What Are Third-Party Cookies?

  • Third-party cookies are set by a different domain than the one the user is visiting, delivered by an external server and stored in the browser.
  • They are used for advertising and marketing. For example, an ad network uses third-party cookies to determine user interests and serve relevant ads across sites.
  • They can threaten user privacy, so browsers offer blocking options, and regulations like GDPR and CCPA restrict their use. Site owners may limit or disable third-party cookies to protect privacy rights.

Why Cookies Matter

Third-party cookies play a crucial role in digital advertising. Advertisers rely on them to define target audiences and build accurate consumer profiles during campaign planning.

  • User Experience: Cookies track preferences and behavior to deliver personalized content and services. For example, remembering cart items or language settings enhances the experience.
  • Marketing Strategies: Cookies enable marketers to analyze behavior, segment users, create targeted campaigns, and optimize strategies with personalized offers.
  • Site Performance: Cookies help monitor which pages are most visited, what content is most effective, and which devices are used, guiding performance improvements.
  • Conversion Tracking: Cookies verify conversions—such as purchases or form submissions—and measure campaign effectiveness.

The data collected is often used in retargeting and display advertising campaigns, underscoring cookies’ importance.

What Are Cookies? What Do They Do?

  • Third-party cookies track user behavior over time by storing data on their device. This enables personalized ads for previously viewed or interacted-with products or services. Especially in display advertising, personalized ads often outperform traditional ones, highlighting cookies’ direct impact on ad performance, analysis, and measurement.

Cookie Types

Cookies come in various types and serve different purposes. Common ones include:

  • Session Cookies: Temporary cookies created during a session and deleted when the browser closes.
  • Persistent Cookies: Remain on the device for a set period to recognize returning visitors and preserve preferences.
  • Third-Party Cookies: Set by external domains—ad networks, analytics providers, social platforms—to track across multiple sites.
  • Performance Cookies: Used to monitor site speed, detect errors, and track user interactions to enhance user experience.
  • Targeting/Advertising Cookies: Deliver ads tailored to user interests and measure ad performance.

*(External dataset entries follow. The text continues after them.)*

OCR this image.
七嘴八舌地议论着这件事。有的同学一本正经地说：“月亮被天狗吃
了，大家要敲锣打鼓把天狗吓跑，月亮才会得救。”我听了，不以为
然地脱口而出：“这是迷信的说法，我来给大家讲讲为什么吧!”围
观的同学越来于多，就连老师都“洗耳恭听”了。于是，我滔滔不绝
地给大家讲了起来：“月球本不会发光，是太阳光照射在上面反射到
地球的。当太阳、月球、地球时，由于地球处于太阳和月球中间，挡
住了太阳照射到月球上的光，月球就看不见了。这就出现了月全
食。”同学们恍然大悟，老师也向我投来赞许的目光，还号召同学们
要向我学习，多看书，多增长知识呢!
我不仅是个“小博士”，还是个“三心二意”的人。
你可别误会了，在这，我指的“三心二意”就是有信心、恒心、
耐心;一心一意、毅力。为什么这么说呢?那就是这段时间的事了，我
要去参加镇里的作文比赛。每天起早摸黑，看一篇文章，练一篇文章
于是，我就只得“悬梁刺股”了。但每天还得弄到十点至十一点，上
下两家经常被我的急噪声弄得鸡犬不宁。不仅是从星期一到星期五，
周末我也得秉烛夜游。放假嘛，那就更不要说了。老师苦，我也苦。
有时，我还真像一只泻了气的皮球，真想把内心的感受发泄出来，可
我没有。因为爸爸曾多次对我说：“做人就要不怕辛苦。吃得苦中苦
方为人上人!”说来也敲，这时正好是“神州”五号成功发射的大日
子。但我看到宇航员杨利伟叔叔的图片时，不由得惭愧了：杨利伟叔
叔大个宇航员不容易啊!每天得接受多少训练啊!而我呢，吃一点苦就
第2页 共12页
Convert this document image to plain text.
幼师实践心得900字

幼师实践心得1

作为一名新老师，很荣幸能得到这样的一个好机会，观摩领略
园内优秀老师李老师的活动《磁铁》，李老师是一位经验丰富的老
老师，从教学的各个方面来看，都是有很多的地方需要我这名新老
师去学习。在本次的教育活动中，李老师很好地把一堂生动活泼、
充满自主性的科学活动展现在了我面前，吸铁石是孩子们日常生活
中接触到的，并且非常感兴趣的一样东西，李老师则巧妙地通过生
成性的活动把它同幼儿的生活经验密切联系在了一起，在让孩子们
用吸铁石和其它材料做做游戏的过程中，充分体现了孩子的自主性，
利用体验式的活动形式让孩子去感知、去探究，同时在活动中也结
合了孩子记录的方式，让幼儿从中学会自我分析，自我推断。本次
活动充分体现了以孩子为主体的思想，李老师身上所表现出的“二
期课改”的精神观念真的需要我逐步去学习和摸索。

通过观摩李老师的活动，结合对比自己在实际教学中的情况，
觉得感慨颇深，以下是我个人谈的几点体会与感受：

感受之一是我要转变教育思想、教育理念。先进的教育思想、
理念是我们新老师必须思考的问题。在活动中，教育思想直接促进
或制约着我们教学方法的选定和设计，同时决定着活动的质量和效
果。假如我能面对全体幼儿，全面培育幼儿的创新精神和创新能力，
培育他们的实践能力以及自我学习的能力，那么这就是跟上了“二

Life Without Third-Party Cookies

Ad platforms that lose third-party data will turn to server-to-server connections or CRM integrations. But these methods can’t fully restore the current data flow or ad efficiency. Many efforts today focus on prolonging third-party cookies rather than innovating CRM-based measurement solutions.

Brands will see decreased ROI from new and existing users and higher CPAs. Even if CPA remains stable, engagement metrics (bounce rate, pages per session, etc.) will likely decline. For example, Meta’s targeting algorithms won’t work without third-party cookies.

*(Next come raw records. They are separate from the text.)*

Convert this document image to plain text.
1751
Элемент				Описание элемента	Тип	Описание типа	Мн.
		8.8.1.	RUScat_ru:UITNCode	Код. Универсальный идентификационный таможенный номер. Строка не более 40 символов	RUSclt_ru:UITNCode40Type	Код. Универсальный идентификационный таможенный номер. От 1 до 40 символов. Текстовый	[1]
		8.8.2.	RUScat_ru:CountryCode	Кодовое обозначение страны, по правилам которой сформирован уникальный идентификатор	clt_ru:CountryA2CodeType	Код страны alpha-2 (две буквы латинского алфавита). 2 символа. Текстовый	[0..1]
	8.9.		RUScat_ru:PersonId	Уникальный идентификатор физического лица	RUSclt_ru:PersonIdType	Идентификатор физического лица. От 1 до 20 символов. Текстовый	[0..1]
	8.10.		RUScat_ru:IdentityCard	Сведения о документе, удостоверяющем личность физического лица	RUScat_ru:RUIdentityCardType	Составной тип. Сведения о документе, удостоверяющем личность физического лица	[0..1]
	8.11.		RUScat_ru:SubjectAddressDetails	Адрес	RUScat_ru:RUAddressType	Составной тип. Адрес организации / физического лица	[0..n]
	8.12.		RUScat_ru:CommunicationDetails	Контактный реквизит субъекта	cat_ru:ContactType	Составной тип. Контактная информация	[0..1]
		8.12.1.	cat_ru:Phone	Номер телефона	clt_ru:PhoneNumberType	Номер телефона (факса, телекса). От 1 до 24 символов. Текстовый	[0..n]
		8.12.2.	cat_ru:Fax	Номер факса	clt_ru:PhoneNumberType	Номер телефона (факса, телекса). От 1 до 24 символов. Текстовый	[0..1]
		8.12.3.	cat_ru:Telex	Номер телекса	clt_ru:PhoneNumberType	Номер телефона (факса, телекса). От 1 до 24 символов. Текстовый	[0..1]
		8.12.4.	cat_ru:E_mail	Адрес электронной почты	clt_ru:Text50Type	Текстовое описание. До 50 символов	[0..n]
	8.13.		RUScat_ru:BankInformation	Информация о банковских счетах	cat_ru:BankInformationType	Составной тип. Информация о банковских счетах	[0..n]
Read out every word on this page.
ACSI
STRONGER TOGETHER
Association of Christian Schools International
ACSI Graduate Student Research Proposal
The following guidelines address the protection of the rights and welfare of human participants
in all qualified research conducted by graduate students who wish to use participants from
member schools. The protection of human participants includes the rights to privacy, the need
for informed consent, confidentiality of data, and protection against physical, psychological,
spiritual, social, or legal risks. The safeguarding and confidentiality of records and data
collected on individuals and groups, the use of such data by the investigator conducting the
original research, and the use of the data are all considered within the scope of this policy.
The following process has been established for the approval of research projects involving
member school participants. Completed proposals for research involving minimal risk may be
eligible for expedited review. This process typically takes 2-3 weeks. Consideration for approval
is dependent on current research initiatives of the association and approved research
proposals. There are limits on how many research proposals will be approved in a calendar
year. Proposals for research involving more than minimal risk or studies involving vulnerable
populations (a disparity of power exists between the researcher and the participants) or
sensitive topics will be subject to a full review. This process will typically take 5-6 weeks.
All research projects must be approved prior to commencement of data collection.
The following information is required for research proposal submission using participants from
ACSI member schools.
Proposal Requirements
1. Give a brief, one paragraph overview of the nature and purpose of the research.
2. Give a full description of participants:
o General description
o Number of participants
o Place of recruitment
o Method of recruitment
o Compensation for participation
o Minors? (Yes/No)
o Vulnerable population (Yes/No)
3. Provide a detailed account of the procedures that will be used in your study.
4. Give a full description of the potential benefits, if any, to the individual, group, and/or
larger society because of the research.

On the web, analytics via Google or Adobe will also suffer data loss, leading to flawed performance metrics and misaligned attribution modeling in ad platforms.

Alternative Channels

As third-party cookies diminish, alternative data channels grow more important. For example, login and signup data plus site search history can power targeted ads and recommendations.

Email addresses can fuel email marketing, and social media profiles can support personalized advertising and suggestions.

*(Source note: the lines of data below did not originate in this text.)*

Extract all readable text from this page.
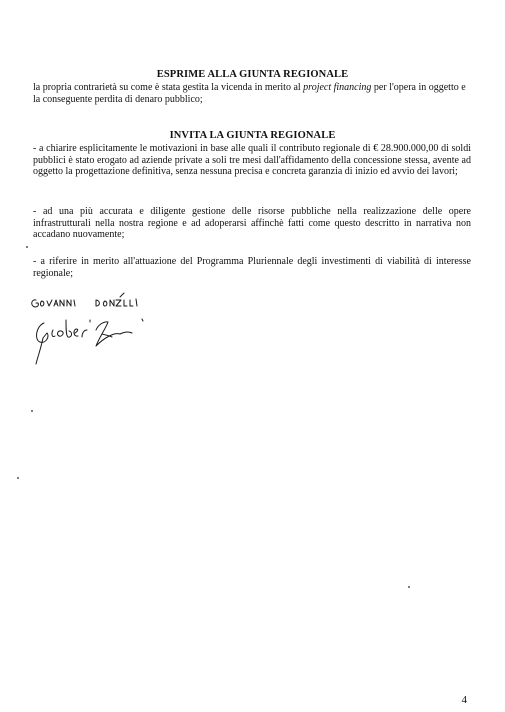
ESPRIME ALLA GIUNTA REGIONALE
la propria contrarietà su come è stata gestita la vicenda in merito al project financing per l'opera in oggetto e la conseguente perdita di denaro pubblico;
INVITA LA GIUNTA REGIONALE
- a chiarire esplicitamente le motivazioni in base alle quali il contributo regionale di € 28.900.000,00 di soldi pubblici è stato erogato ad aziende private a soli tre mesi dall'affidamento della concessione stessa, avente ad oggetto la progettazione definitiva, senza nessuna precisa e concreta garanzia di inizio ed avvio dei lavori;
- ad una più accurata e diligente gestione delle risorse pubbliche nella realizzazione delle opere infrastrutturali nella nostra regione e ad adoperarsi affinchè fatti come questo descritto in narrativa non accadano nuovamente;
- a riferire in merito all'attuazione del Programma Pluriennale degli investimenti di viabilità di interesse regionale;
4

What Can We Do with Cookies?

Think of cookies as a browser-stored data repository. We can capture every user action on the site, store searches and clicks in cookies for defined periods, and use that data as input for analysis. The possibilities are limited only by our imagination. First-party cookies let us create a rich dataset directly from user interactions, giving us true first-party data.

Google Analytics & Cookies

Cookies are the cornerstone of Google Analytics’ data collection. By deploying GTM and Analytics tags, we can track every user action on the site and report on it.